To this day, international research is divided on the apocalyptic expectations around the year 1000.
It is hard to deny that contemporaries were preoccupied with the prospect of the end of the world, as they were often reminded of it by the careful reading of the Bible, as well as by the classics of medieval historiography and ecclesiastical literature. It was clear from the monarch’s mirrors and manuals that he was responsible for the spiritual salvation of his subjects, too, and that he had a special responsibility to prepare for the Last Judgement. Rulers had a flair for commemorating turning points in Christian history and, at the same time, in the history of salvation, and Otto III was no different either. Based on the written sources and relics concerning the Emperor, it is a fair assumption that the process of conversion and church organisation in Central Europe was a conscious effort on his part. Against this background, the figure of a Christian ruler preparing the world for the new millennium can be discerned, even if at the time there was perhaps no talk of a doomsday paranoia. In any case, it was no coincidence that Otto himself wore a robe decorated with images of the apocalypse at his imperial coronation in 996. Part of the preparation of the world was the expansion of the Church’s influence, which Christian writers considered the greatest merit of the emperors. Otto’s words to the Romans may refer to the same: ‘I led you into remote parts of my empire in which your fathers, when they ruled the world, never set foot, that I might spread your name and glory to the ends of the earth.’[5]
The papal–imperial cooperation for the renewal of what is now called Central Europe is a unique example of this idea, linking Hungarian and Polish events with the renewal of the Roman Empire.

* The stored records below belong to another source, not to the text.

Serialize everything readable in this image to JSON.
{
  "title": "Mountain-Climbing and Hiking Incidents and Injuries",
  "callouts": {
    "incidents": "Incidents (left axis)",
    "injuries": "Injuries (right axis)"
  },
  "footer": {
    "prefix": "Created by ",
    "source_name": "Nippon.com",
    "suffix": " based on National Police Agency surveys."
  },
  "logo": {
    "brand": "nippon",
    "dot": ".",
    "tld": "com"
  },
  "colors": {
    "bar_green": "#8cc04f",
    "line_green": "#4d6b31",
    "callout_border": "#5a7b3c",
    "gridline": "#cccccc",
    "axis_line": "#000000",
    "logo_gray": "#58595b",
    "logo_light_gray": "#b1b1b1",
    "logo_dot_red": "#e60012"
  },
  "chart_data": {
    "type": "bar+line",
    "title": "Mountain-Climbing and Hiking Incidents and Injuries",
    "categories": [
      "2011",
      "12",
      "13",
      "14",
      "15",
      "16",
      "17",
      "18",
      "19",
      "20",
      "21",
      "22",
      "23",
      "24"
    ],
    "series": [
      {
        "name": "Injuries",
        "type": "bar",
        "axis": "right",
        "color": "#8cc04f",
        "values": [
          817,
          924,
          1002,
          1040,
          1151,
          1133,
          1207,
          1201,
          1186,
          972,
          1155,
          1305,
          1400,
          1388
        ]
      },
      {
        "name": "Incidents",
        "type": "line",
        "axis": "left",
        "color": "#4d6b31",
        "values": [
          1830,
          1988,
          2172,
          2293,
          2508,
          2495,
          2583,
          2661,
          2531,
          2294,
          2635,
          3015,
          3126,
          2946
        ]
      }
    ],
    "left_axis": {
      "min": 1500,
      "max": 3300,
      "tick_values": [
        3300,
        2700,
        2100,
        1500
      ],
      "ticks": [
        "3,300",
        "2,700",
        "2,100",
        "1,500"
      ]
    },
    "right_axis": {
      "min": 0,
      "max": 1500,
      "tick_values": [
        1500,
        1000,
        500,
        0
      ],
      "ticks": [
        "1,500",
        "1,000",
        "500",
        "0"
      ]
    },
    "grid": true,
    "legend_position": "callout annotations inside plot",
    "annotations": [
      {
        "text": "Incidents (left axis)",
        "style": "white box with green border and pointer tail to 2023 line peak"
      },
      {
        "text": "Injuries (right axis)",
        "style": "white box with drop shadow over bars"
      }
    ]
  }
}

The years around 1000 can be seen as an exceptional period of grace, which was followed by a period of German–Polish and then German–Hungarian wars. If we take the Emperor’s plans seriously, it is very likely that the Hungarian Monarch was already presented with the royal insignia and a copy of the Holy Lance in the same year as the Congress of Gniezno, which was followed, as most people now believe, by the coronation in the same year or a year later.[6]
[1] Gesta principum Polonorum: The Deeds of the Princes of the Poles, transl. by Paul W. Knoll and Frank Schaer. New York, Budapest, 2003, p. 37.
[2] Anthony F. Czajkowski, ‘The Congress of Gniezno in the Year 1000’, Speculum, Vol. 24, No. 3 (July 1949), pp. 339–356.; Roman Michałowski, The Gniezno Summit: the Religious Premises of the Founding of the Archbishopric of Gniezno, Leiden, 2016.
[3] Pál Engel, Realm of St. Stephen: A History of Medieval Hungary, 895-1526, London, 2001, p. 30.; György Györffy, King Saint Stephen of Hungary, New York, 1994, pp. 96–98.
[4] ‘Life of King St. Stephen written by Bishop Hartvic’, transl. by Nora Berend and Cristian Gaşpar, in Gábor Klaniczay, Ildikó Csepregi, and Bence Péterfi (eds.), The Sanctity of the Leaders. Holy Kings, Princes, Bishops and Abbots from Central Europe (11th to 13th Centuries), Budapest, New York, 2023, pp. 127–131.
[5] Benjamin Arnold, ‘Eschatological Imagination and the Program of Roman Imperial and Ecclesiastical Renewal at the End of the Tenth Century’, in Richard Landes, Andrew Gow, and David C. Van Meter (eds.), The Apocalyptic Year 1000: Religious Expectation and Social Change, 950-1050, New York, 2003, p. 279.
[6] Wolfgang Huschner, Transalpine Kommunikation im Mittelalter. Diplomatische, kulturelle und politische Wechselwirkungen zwischen Italien und dem nordalpinen Reich (9.-11. Jahrhundert), Hannover, 2003, Vol. 1, pp. 404–418.